Ирина молчала. Она боялась своих мыслей больше всего, за эти годы эта семья стала для нее такой родной и близкой, что ей претила любая мысль о том, что эти люди могли совершить любое злодеяние.
– Кстати, Мама, ты оставила завтрак на Марину и Клару?
– Да, – ответила Ирина и тут ее саму осенила что именно хотела этой репликой донести до нее Анастасия, – о нет.
Ирина пулей вылетела из кабинета и понеслась на кухню.
– Кажется учет продуктов придется переделывать капитально, – сострил Евгений, – представляю чего они там сейчас наделают.
– А я не боюсь, – ответила Анастасия, – все трое умеют готовить, включая твою супругу. Только мама Ира слишком любит все считать по старой памяти.
В столовой собрались молодые представители семейства Гордеевых – сын Евгения, пятнадцатилетний Антон, и внуки Ирины – Тимофей и Женя. Все трое были сильно озадачены отсутствием за столом старших, и что самое странное – отсутствие непосредственно завтрака на столе.
Антон методично складывал из зубочисток странную фигуру сосредоточено отслеживая четкую геометрию построения и настолько углубился в эти действия что не замечал ничего вокруг. Как верно заметила в свое время Марина – Антон точно повторял собой покойного брата Анастасии и Евгения, тоже Антона, который умер от рака больше 20 лет назад. Те же манеры, та же педантичность, порой маниакальная (именно Антон–старший заразил этим свойством Ирину, и от нее эта особенность перешла к Антону–младшему). Само собой на славу потрудилась и генетика – детские фотографии Антонов можно было различить только сравнивая даты съемки и их изношенность. Сочетание внешнего сходства и подозрительно точного копирования характеров позволяло предположить, что природа подшутила над Гордеевыми, а может наоборот – позволила восполнить горечь утраты. Анастасия в свое время заметила, что сомневается в том, что Антон бы вырос таким, если бы его тезка не умер. При всем этом выглядел Антон гораздо старше своего возраста, зачастую ему продавали алкоголь в тех магазинах, где принимали за ребенка Женю(который старше его на 2 года). Этим качеством Антон активно пользовался, правда, в основном, в мирных целях.
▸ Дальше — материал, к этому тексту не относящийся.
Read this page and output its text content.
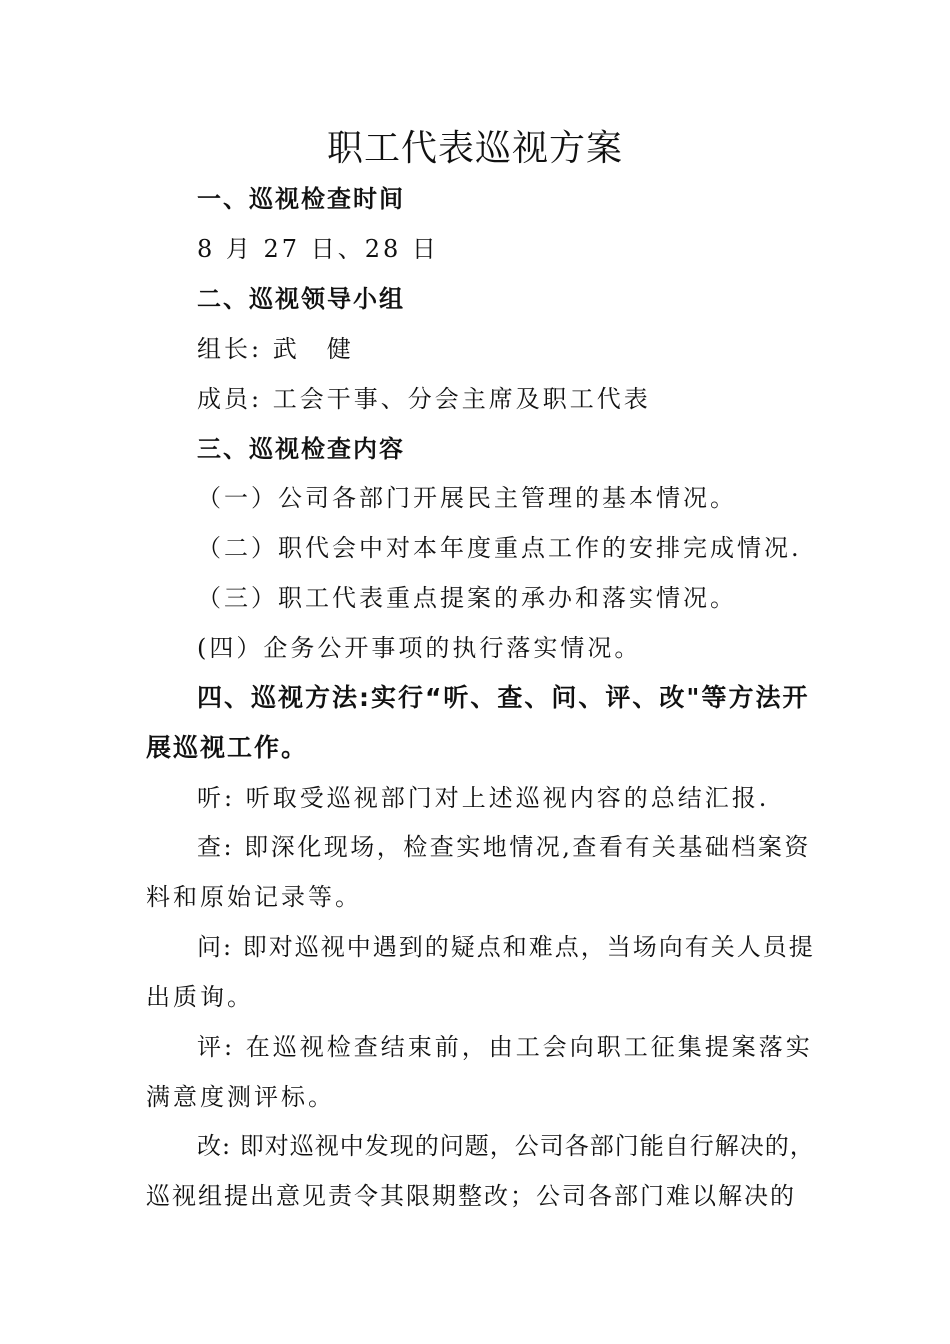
职工代表巡视方案
一、巡视检查时间
8 月 27 日、28 日
二、巡视领导小组
组长: 武　健
成员: 工会干事、分会主席及职工代表
三、巡视检查内容
（一）公司各部门开展民主管理的基本情况。
（二）职代会中对本年度重点工作的安排完成情况.
（三）职工代表重点提案的承办和落实情况。
(四）企务公开事项的执行落实情况。
四、巡视方法:实行“听、查、问、评、改"等方法开
展巡视工作。
听: 听取受巡视部门对上述巡视内容的总结汇报.
查: 即深化现场，检查实地情况,查看有关基础档案资
料和原始记录等。
问: 即对巡视中遇到的疑点和难点，当场向有关人员提
出质询。
评: 在巡视检查结束前，由工会向职工征集提案落实
满意度测评标。
改: 即对巡视中发现的问题，公司各部门能自行解决的，
巡视组提出意见责令其限期整改；公司各部门难以解决的
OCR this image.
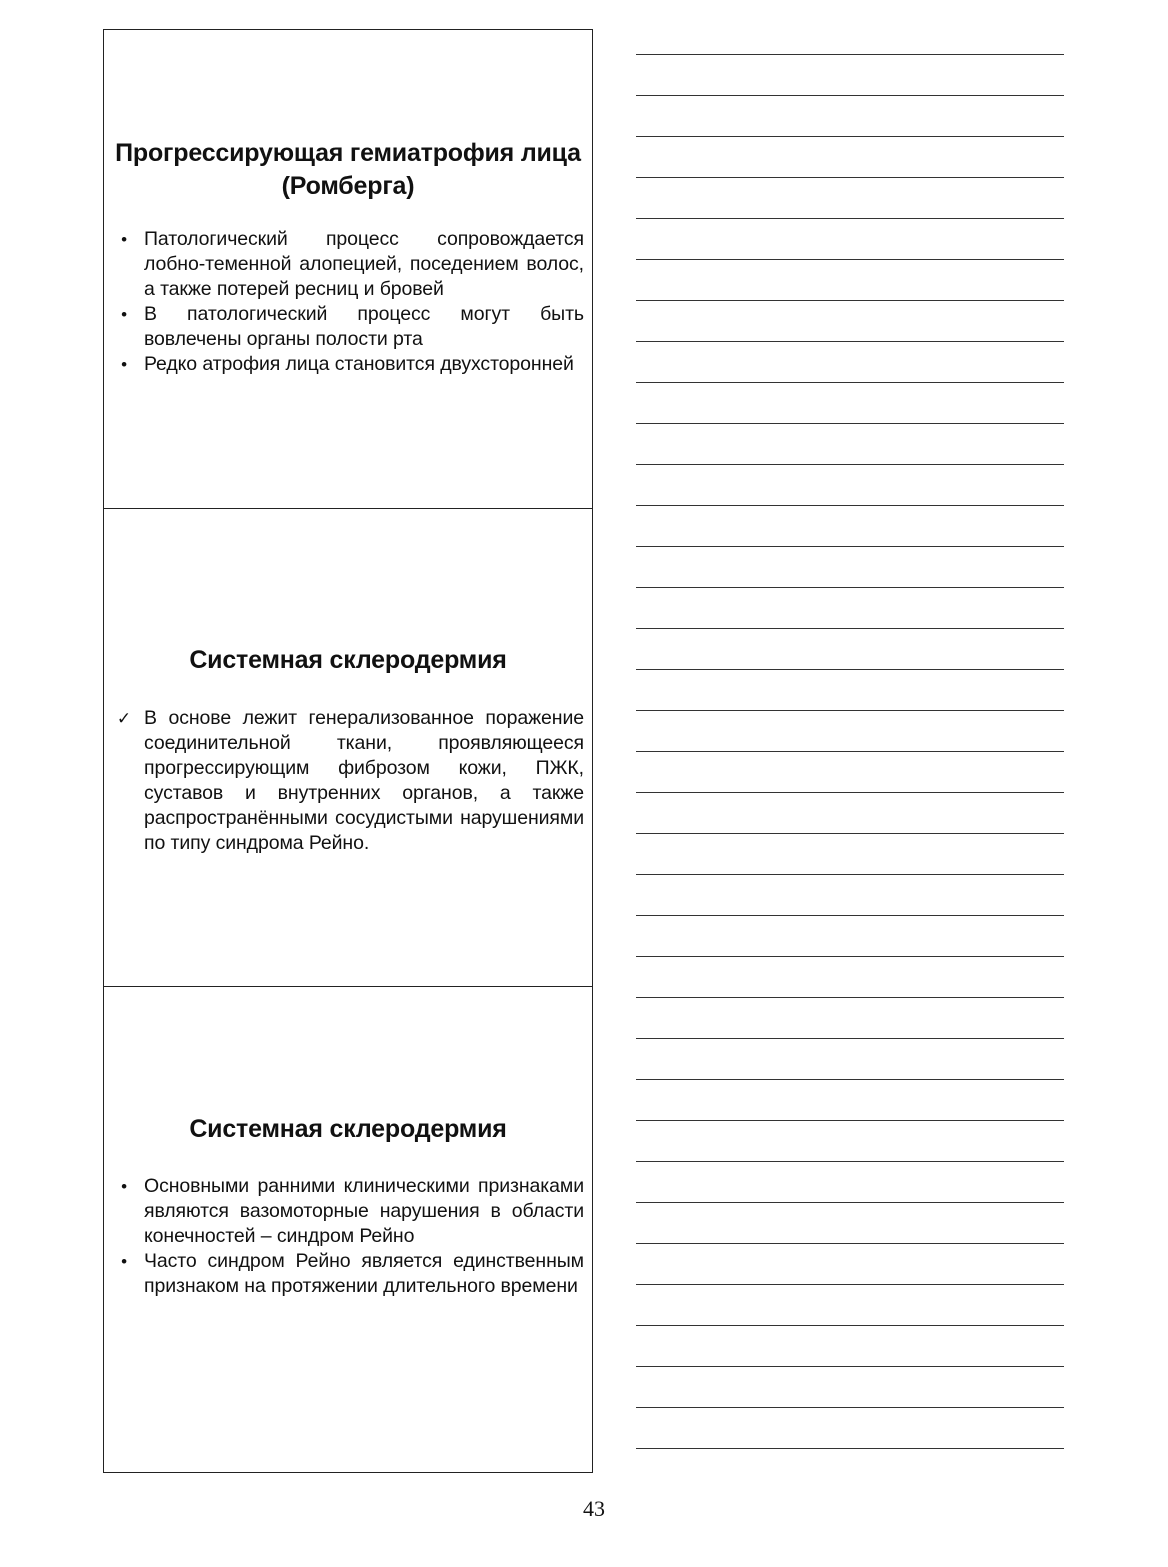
Прогрессирующая гемиатрофия лица (Ромберга)
• Патологический процесс сопровождается лобно-теменной алопецией, поседением волос, а также потерей ресниц и бровей
• В патологический процесс могут быть вовлечены органы полости рта
• Редко атрофия лица становится двухсторонней
Системная склеродермия
✓ В основе лежит генерализованное поражение соединительной ткани, проявляющееся прогрессирующим фиброзом кожи, ПЖК, суставов и внутренних органов, а также распространёнными сосудистыми нарушениями по типу синдрома Рейно.
Системная склеродермия
• Основными ранними клиническими признаками являются вазомоторные нарушения в области конечностей – синдром Рейно
• Часто синдром Рейно является единственным признаком на протяжении длительного времени
43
Тимофей и Женя значительно от него отличались. Тимофею было уже двадцать четыре, он совмещал обучение в аспирантуре (изучал никому не нужные угро–финские языки) с работой в компании Анастасии, преимущественно переводческого плана. Молодой человек не создавал родственникам проблем – наркотой не баловался, пьяным домой его не привозили и всю жизнь он изображал из себя правильного пай–мальчика, хотя по сути из него мог вырасти сорванец с кучей проблем, но некоторые события, случившиеся в детстве сильно сломали и изменили его характер. Но правильным педантом зацикленным на учебе и бесконечном сидении дома и в Интернете Тимофей не был. Его привлекали вечеринки, девочки(правда ни одна надолго не задерживалась), он позволял себе иногда выпить – но совсем чуть чуть.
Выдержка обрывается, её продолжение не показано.